Citation de cette fiche : Paysant F., Lorvelec O. & Thiery G., 2003. La Vipère aspic : Vipera aspis (Linné, 1758). Pages 165-168, in : Évolution holocène de la faune de Vertébrés de France : invasions et disparitions (M.Pascal, O. Lorvelec, J.-D. Vigne, P. Keith & P. Clergeau, coordonnateurs), Institut National de la Recherche Agronomique, Centre National de la Recherche Scientifique, Muséum National d'Histoire Naturelle (381 pages). Rapport au Ministère de l'Écologie et du Développement Durable (Direction de la Nature et des Paysages), Paris, France. Version définitive du 10 juillet 2003.
La Vipère aspic
L'aire naturelle de répartition de la Vipère aspic est limitée à une partie de l'Europe occidentale. Ses extensions méridionales atteignent le nord de l'Espagne, la Sicile, la Calabre et l'extrême nord-ouest de la Slovénie. Sa limite septentrionale actuelle est une ligne courbe s'étirant depuis la frange nord de l'embouchure de la Loire jusqu'au sud de la Forêt- Noire en Allemagne. Cette ligne passe par le sud de l'Ille-et-Vilaine, le sud du Perche, le sud du bassin Parisien, la Lorraine, région où l'on constate une remontée vers le nord jusqu'en limite du Luxembourg, puis s'infléchie vers le sud, excluant les Vosges et l'Alsace (Saint Girons, 1978, 1989 & 1997 ; Doré, 1983 ; Naulleau, 1986 & 1997 ; Gruber, 1989 ; Engel & Thorn, 1996 ; Joger, 1996 ; Renner, 1996 ; Barbadillo, 1999 ; David & Ineich, 1999 ; Tome, 2001 ; Uetz et al., 2002). À l'intérieur de cette zone, l'espèce est absente de Corse et de Sardaigne, mais elle est présente sur deux autres îles tyrrhéniennes, Elbe et Montecristo. Elle est également connue de l'île d'Oléron. En Europe de l'Est, les données concernant son éventuelle présence en Bulgarie ne sont pas confirmées par Saint Girons (1997) et seraient même erronées selon Jogger cité par David & Ineich (1999).

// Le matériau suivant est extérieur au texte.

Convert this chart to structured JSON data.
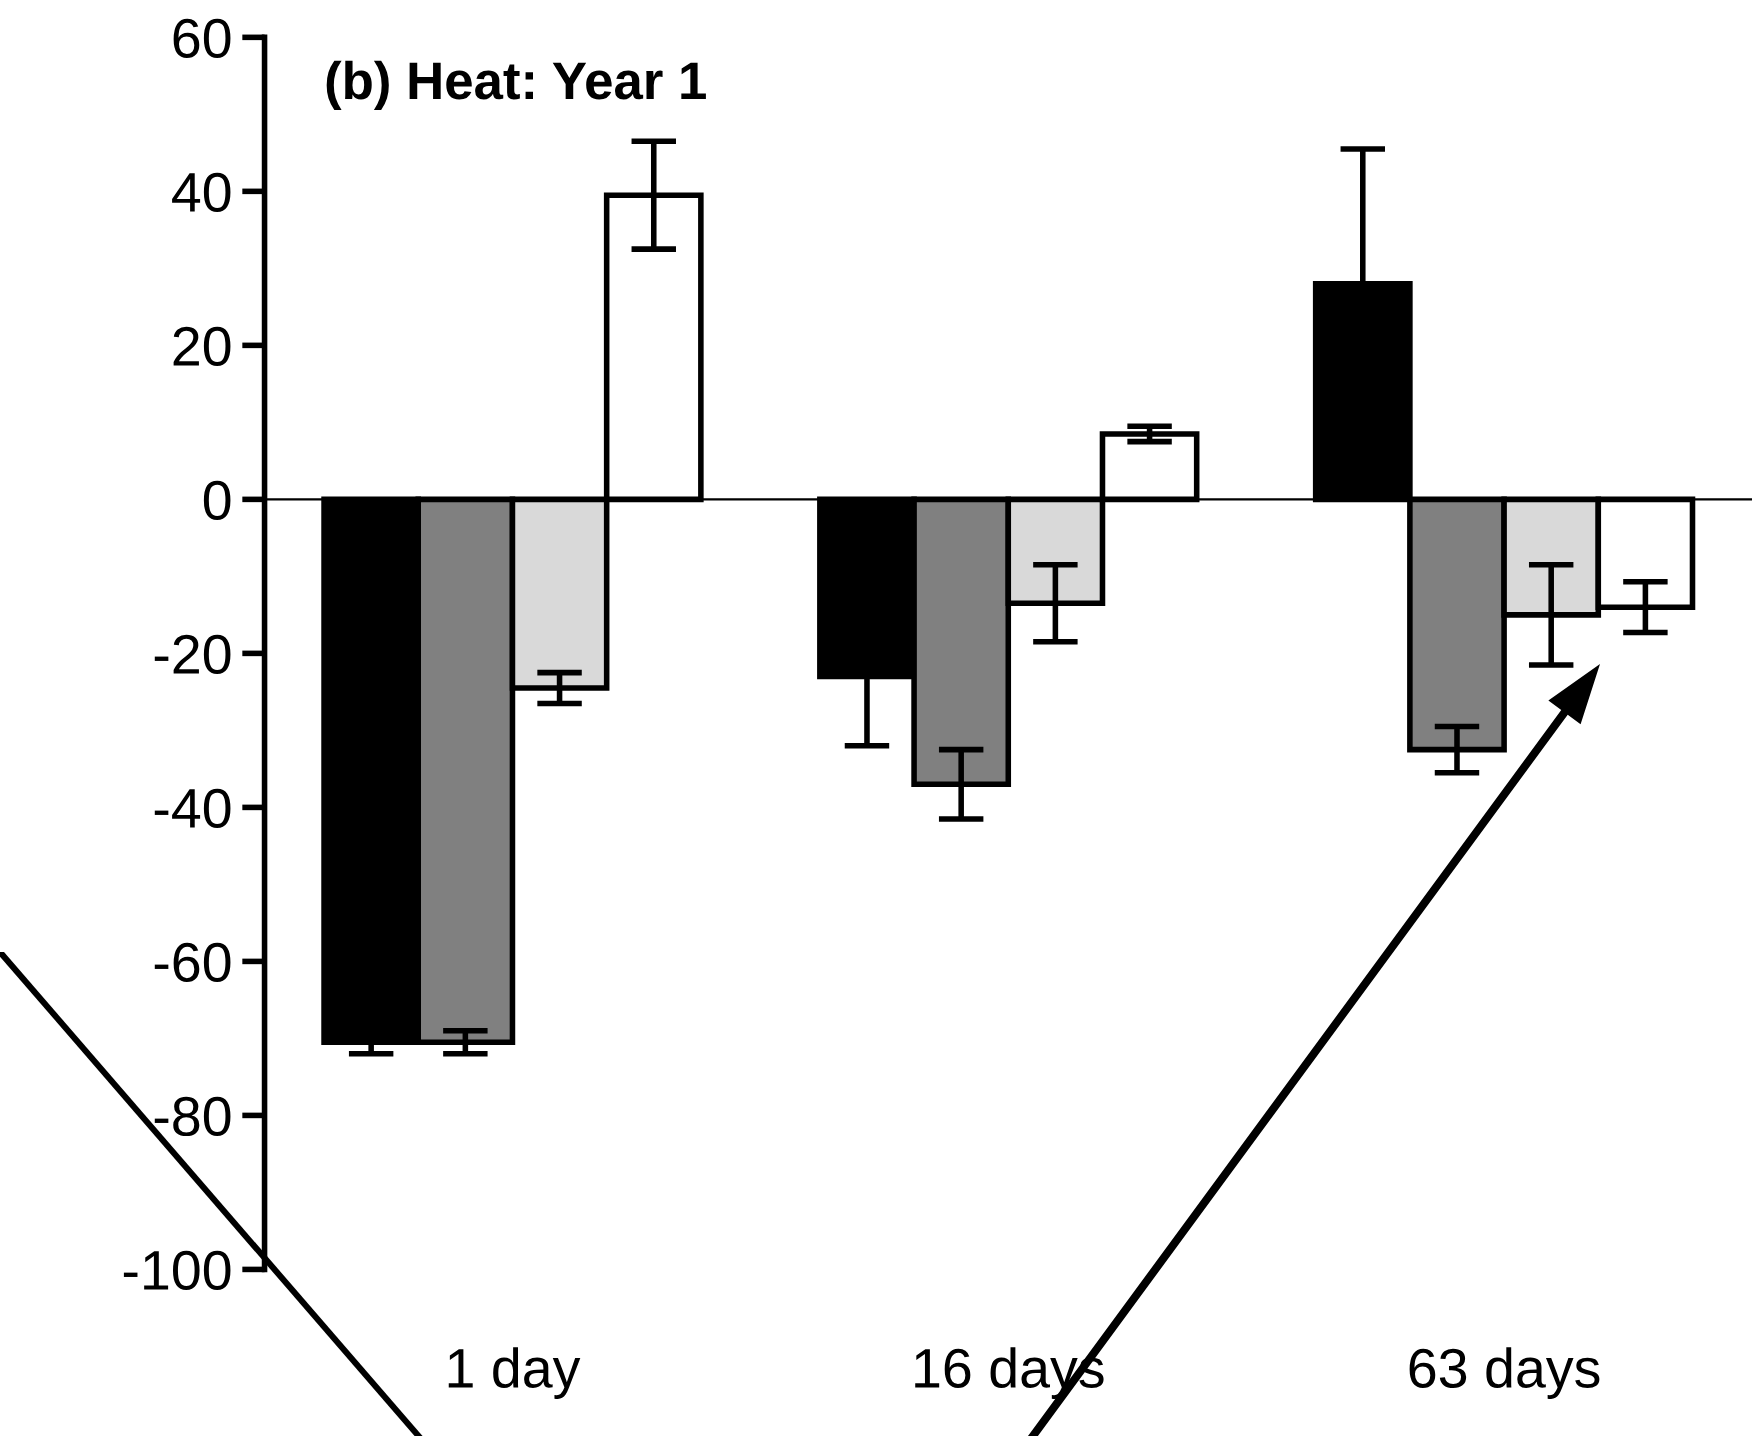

En France, il existe quelques données fiables indiquant la présence passée de l'espèce au nord de l'aire actuelle de répartition. Elles concernent le Morbihan méridional au 19ème siècle (Taslé, 1866) et le sud de la presqu'île de Crozon dans le Finistère où des spécimens ont été observés dans les années 1950 et 1960 (Le Garff, 1973, 1984 & 1988). Ces données sont parfois interprétées comme le témoignage de l'existence, jusqu'à une période récente, de populations reliques (Saint Girons, 1978 ; Parent, 1981), l'hypothèse alternative étant celle de l'introduction de l'espèce par l'Homme sur ces sites. Une population comparable existe encore dans le Perche (sud de l'Orne) où la Vipère aspic, considérée comme peut-être encore présente par Fretey (1975), a finalement été retrouvée par René Reboux (Cochard, 2000) après plus d'un siècle d'absence d'observation.
Dans la partie sud-ouest de son aire de répartition, Saint-Girons (1978) considère la Vipère aspic comme rare dans les landes de Gascogne, sans doute en raison d'une colonisation récente.

Au nord de son aire de répartition, quelques populations sont le résultat d'introductions délibérées. Il s'agit d'une population au nord de Granville dans la Manche (Chabot, 1995 ; Livory, 1999 ; Cochard, 2000 & 2002) et de populations alsaciennes aux environs de Colmar dans le Haut-Rhin (Baumgart, Parent & Thorn, 1983 ; Thiriet, 2001).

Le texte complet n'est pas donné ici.